Checkering is not super hard to do right, but IS super easy to do wrong.

If you are at all unsure about your abilities to pull it off, try to checker a piece of steel tubing. Rate yourself on straightness, points, and cleanup.
Remember that you'll have to blend the cleanup areas around the checkering into the rest of the finish.

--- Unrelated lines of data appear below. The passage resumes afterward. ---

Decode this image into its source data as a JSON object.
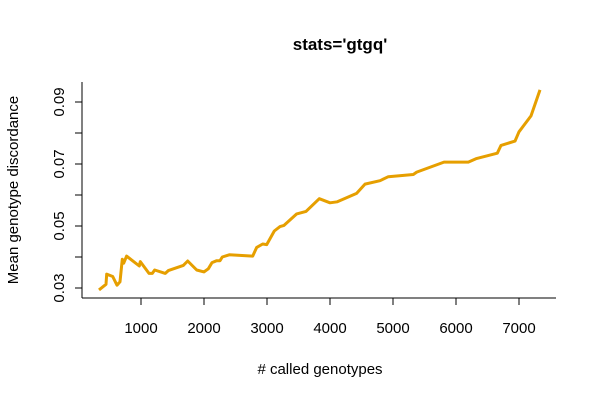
{
  "chart_data": {
    "type": "line",
    "title": "stats='gtgq'",
    "xlabel": "# called genotypes",
    "ylabel": "Mean genotype discordance",
    "xlim": [
      0,
      7500
    ],
    "ylim": [
      0.03,
      0.09
    ],
    "x_ticks": [
      1000,
      2000,
      3000,
      4000,
      5000,
      6000,
      7000
    ],
    "x_tick_labels": [
      "1000",
      "2000",
      "3000",
      "4000",
      "5000",
      "6000",
      "7000"
    ],
    "y_ticks": [
      0.03,
      0.04,
      0.05,
      0.06,
      0.07,
      0.08,
      0.09
    ],
    "y_tick_labels": [
      "0.03",
      "",
      "0.05",
      "",
      "0.07",
      "",
      "0.09"
    ],
    "grid": false,
    "colors": {
      "line": "#E69F00",
      "axis": "#000000"
    },
    "series": [
      {
        "x": [
          333,
          444,
          455,
          550,
          619,
          667,
          703,
          725,
          772,
          973,
          989,
          1127,
          1180,
          1217,
          1386,
          1434,
          1672,
          1741,
          1884,
          2000,
          2069,
          2127,
          2201,
          2254,
          2291,
          2402,
          2773,
          2836,
          2931,
          2995,
          3116,
          3206,
          3270,
          3471,
          3619,
          3830,
          4000,
          4116,
          4423,
          4556,
          4794,
          4926,
          5322,
          5376,
          5810,
          6196,
          6317,
          6656,
          6714,
          6937,
          7000,
          7190,
          7333
        ],
        "y": [
          0.0294,
          0.0312,
          0.0345,
          0.0337,
          0.0309,
          0.032,
          0.0393,
          0.038,
          0.0403,
          0.0371,
          0.0385,
          0.0347,
          0.0347,
          0.0358,
          0.0347,
          0.0356,
          0.0373,
          0.0387,
          0.0358,
          0.0352,
          0.0362,
          0.0382,
          0.0388,
          0.0388,
          0.04,
          0.0407,
          0.0403,
          0.0431,
          0.0442,
          0.044,
          0.0484,
          0.0498,
          0.0502,
          0.0539,
          0.0547,
          0.0588,
          0.0575,
          0.0578,
          0.0605,
          0.0635,
          0.0646,
          0.0659,
          0.0666,
          0.0674,
          0.0706,
          0.0706,
          0.0717,
          0.0735,
          0.076,
          0.0774,
          0.0804,
          0.0855,
          0.0939
        ]
      }
    ]
  }
}
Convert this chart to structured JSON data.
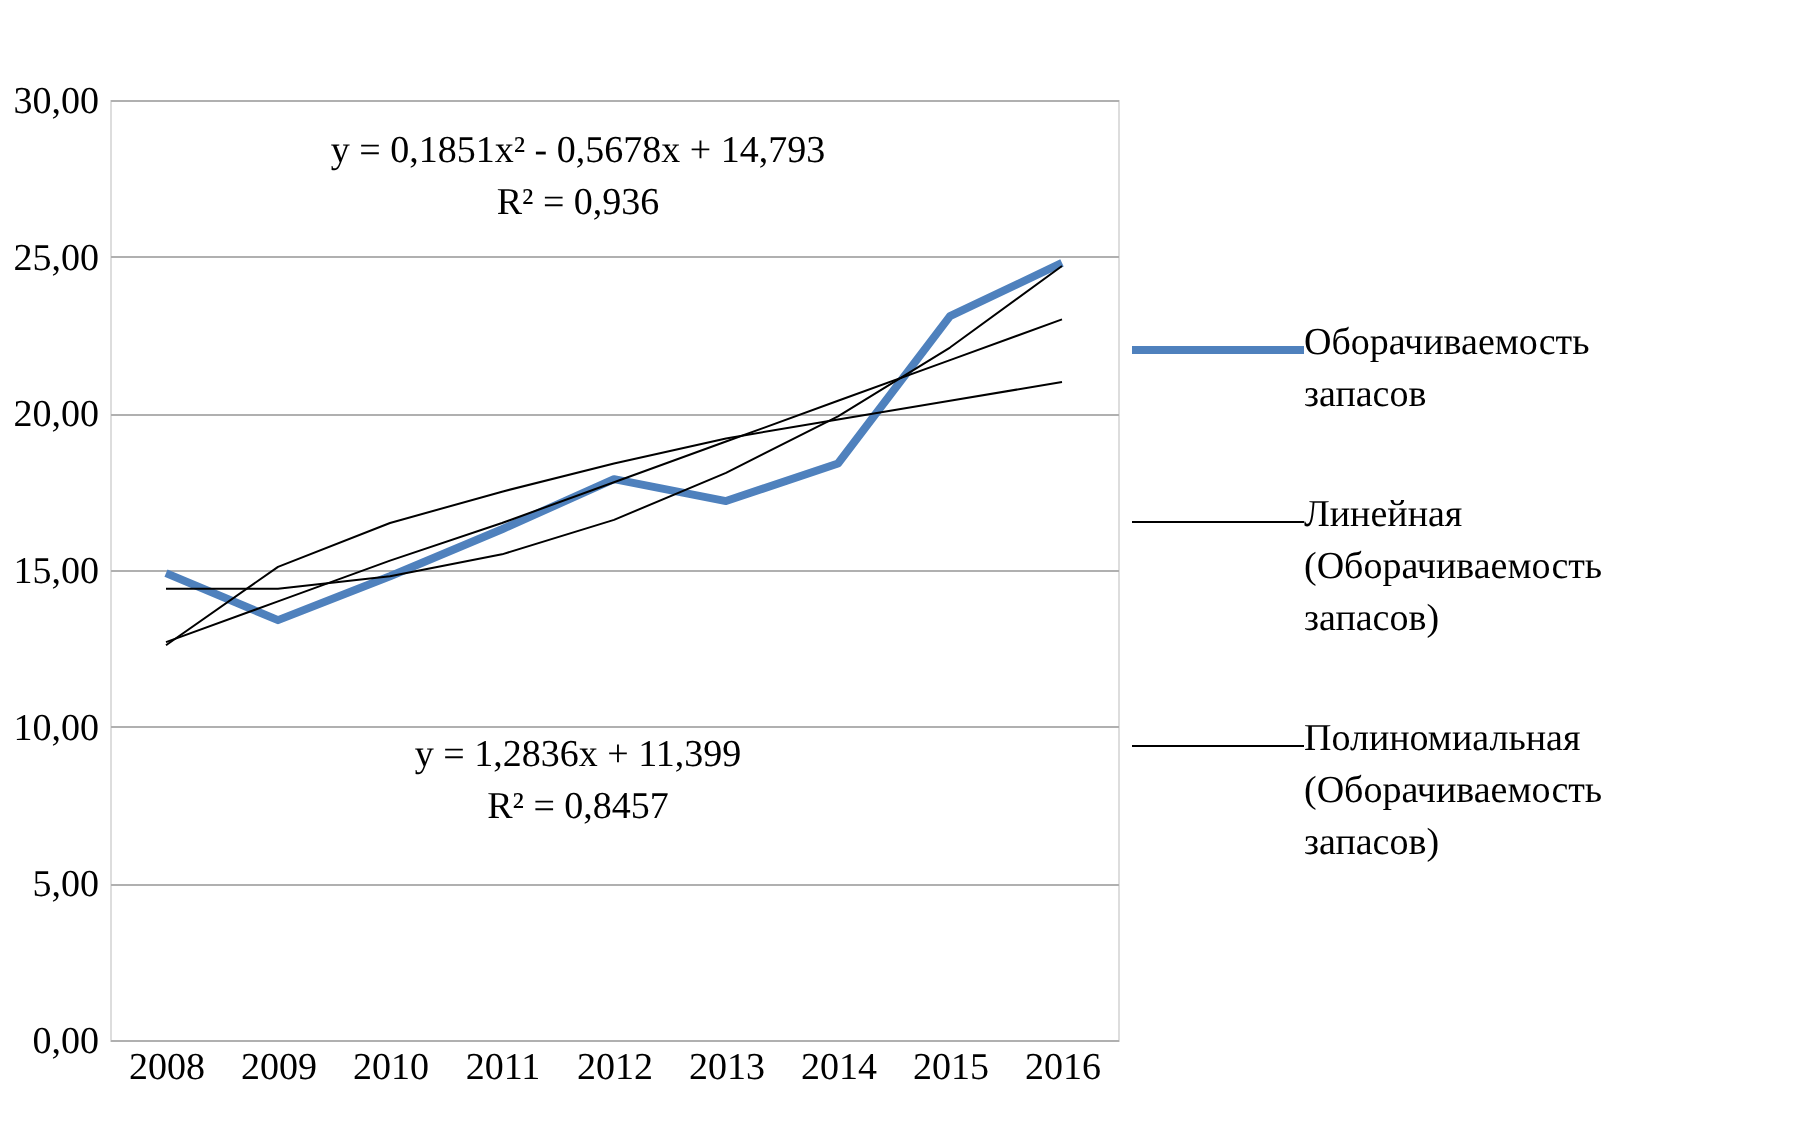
{
  "chart_data": {
    "type": "line",
    "categories": [
      "2008",
      "2009",
      "2010",
      "2011",
      "2012",
      "2013",
      "2014",
      "2015",
      "2016"
    ],
    "series": [
      {
        "name": "Оборачиваемость запасов",
        "color": "#4f81bd",
        "values": [
          14.9,
          13.4,
          14.8,
          16.3,
          17.9,
          17.2,
          18.4,
          23.1,
          24.8
        ]
      },
      {
        "name": "Линейная (Оборачиваемость запасов)",
        "color": "#000000",
        "values": [
          12.7,
          14.0,
          15.3,
          16.5,
          17.8,
          19.1,
          20.4,
          21.7,
          23.0
        ]
      },
      {
        "name": "Полиномиальная (Оборачиваемость запасов)",
        "color": "#000000",
        "values": [
          14.4,
          14.4,
          14.8,
          15.5,
          16.6,
          18.1,
          19.9,
          22.1,
          24.7
        ]
      },
      {
        "color": "#000000",
        "values": [
          12.6,
          15.1,
          16.5,
          17.5,
          18.4,
          19.2,
          19.8,
          20.4,
          21.0
        ]
      }
    ],
    "ylim": [
      0,
      30
    ],
    "yticks": [
      {
        "value": 0,
        "label": "0,00"
      },
      {
        "value": 5,
        "label": "5,00"
      },
      {
        "value": 10,
        "label": "10,00"
      },
      {
        "value": 15,
        "label": "15,00"
      },
      {
        "value": 20,
        "label": "20,00"
      },
      {
        "value": 25,
        "label": "25,00"
      },
      {
        "value": 30,
        "label": "30,00"
      }
    ],
    "annotations": [
      "y = 0,1851x² - 0,5678x + 14,793\nR² = 0,936",
      "y = 1,2836x + 11,399\nR² = 0,8457"
    ],
    "grid": "y",
    "legend": "right",
    "marker": "none",
    "line_style": "solid"
  }
}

Its a big project if youre unprepared, but give the pipe a try and think about it. Ive checkered about 50 grip frames and theres about 2 I wish I had back.
 
Well said! I have only done a couple of front straps and they came out pretty good. You can buy the file of your choice from Brownells and then you need something to guide your starter lines. I think Power Custom sells the one I use. Many guys just use a piece of angle iron to start the verticals. Once you have your starter lines going, you don't use the jig anymore. It takes a lot of time, 8-10 hours including clean-up for a front strap and I would do 2-3 hours at a time. It is also beneficial to have a loop or magnifying lamp to check your work close up. You need to be able to look straight down on your work to be sure your lines are cutting straight.

Here is a Makarov I did. It still needed a little pointing up and some clean-up. The 2nd pic is a Kimber I did. Both are 25 LPI.

IMG_1473_edited.jpg
03986c82.jpg
 
The pointing up he refers to is the riffling of the rows to sharpen the tips of the diamonds. Use Dykem or the big magic markers to give some contrast so you can see what youre doing.My eyes arent what they were in my 20's.

You seem to checker about as fast, or slow, I guess, as I did. I read somewhere that Ed Brown had a checkerer on staff that could checker 2 guns a day at 30 lpi if someone else did the cleanup. No fun after a while, thats for sure.